Burkina 24 : Vous avez une actualité cinématographique, est-ce que vous pouvez nous dire de quel film s’agit-il ?
Jams’k le Jah : C’est un film réalisé par un producteur italien qui était venu au Burkina Faso en 2014 dans le cadre d’un projet avec une ONG internationale. Quand il est arrivé, il a trouvé que Ouagadougou était en ébullition. Il a essayé de se renseigner, on lui avait dit en tant qu’expatrié que s’il pouvait quitter le pays il devrait le faire, parce que c’était un peu tendu.
Donc il a demandé ce qui se passe, on lui a dit qu’il y a des manifestations parce que le président veut modifier la constitution, les gens ne sont pas d’accord, il y a des manifestations partout et que Ouagadougou n’est plus un endroit très sûr. Il a dit qu’il aimerait voir ce qu’il en retourne. Certains de ses camarades avec qui il était venu sont partis, lui, il est resté pour vivre la situation.
Il a pu filmer des scènes de l’insurrection de 2014. Il a filmé juste pour avoir la scène comme document. Quand il est reparti en Italie, il y a eu le coup d’État de Gilbert Diendéré. Dès qu’il a appris ça, il a pris le premier vol avant qu’on ne ferme les frontières et il est revenu filmer les événements du coup d’État de septembre 2015. Il est encore réparti et il est revenu pour couvrir les premières élections après Blaise Compaoré.
Ce sont ces différentes étapes qu’il a pu mettre en images et qu’il a essayé de raconter avec un certain nombre d’acteurs de ces moments forts de l’histoire du Burkina. Le hasard a voulu que je sois un des personnages qu’il a suivis. Ainsi, quand il a fini, il m’a appelé pour me dire « surprise ».
Je lui demande, il y a quoi comme surprise ? Il me dit qu’il a fait un film de tous ces événements et c’est moi qu’il a suivi et il espère que si je vois le film… (je vais aimer, NDLR). Je lui ai dit qu’il n’y a pas de soucis, je veux le voir. Ça (le film) m’a ramené dans plein de choses que j’avais oubliées.

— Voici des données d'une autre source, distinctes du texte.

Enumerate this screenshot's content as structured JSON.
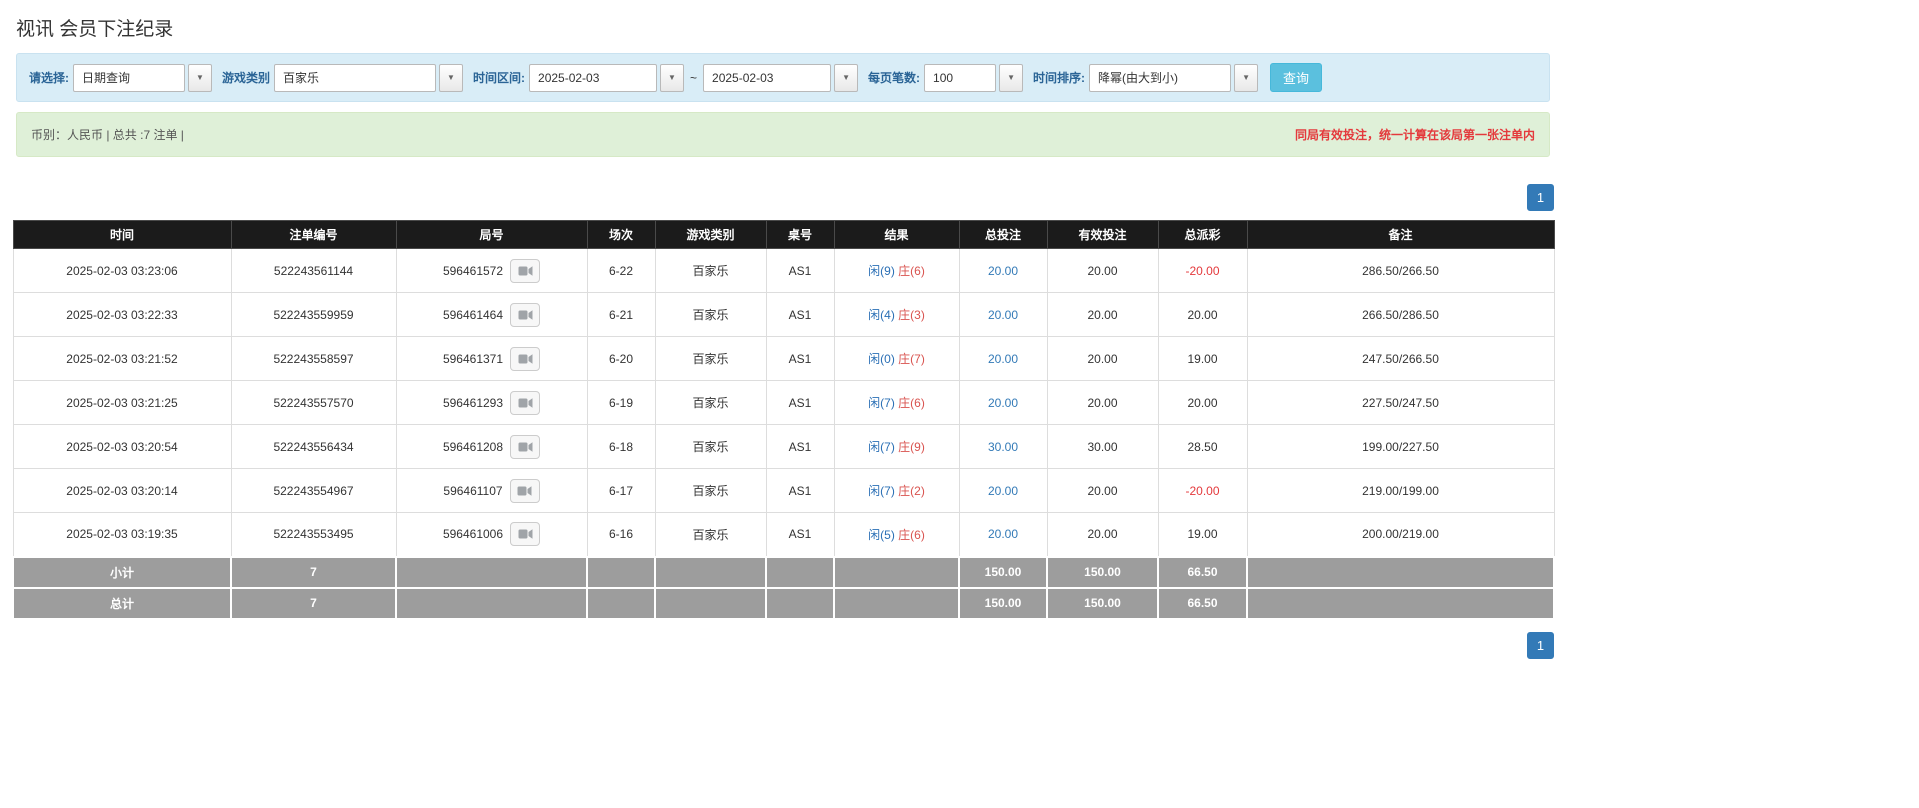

C’est vraiment des temps forts, il y a même des parties dans le documentaire qui m’ont fait coulé des larmes. Vous savez, quand on est dans le feu de l’action, il y a des charges qu’on peut tenir, mais après, quand les choses se calment, quand on voit qu’on a tué des gens gratuitement pour des histoires de pouvoir, ainsi de suite, c’est très dur, très lourd.
Ce film, est-il en compétition au FESPACO ?
Le film dont le titre est « le pays des Hommes intègres » est un film documentaire justement qui a été retenu par le FESPACO pour être diffusé et dans une catégorie Focus section diversité. Je ne crois pas que le film soit en compétition.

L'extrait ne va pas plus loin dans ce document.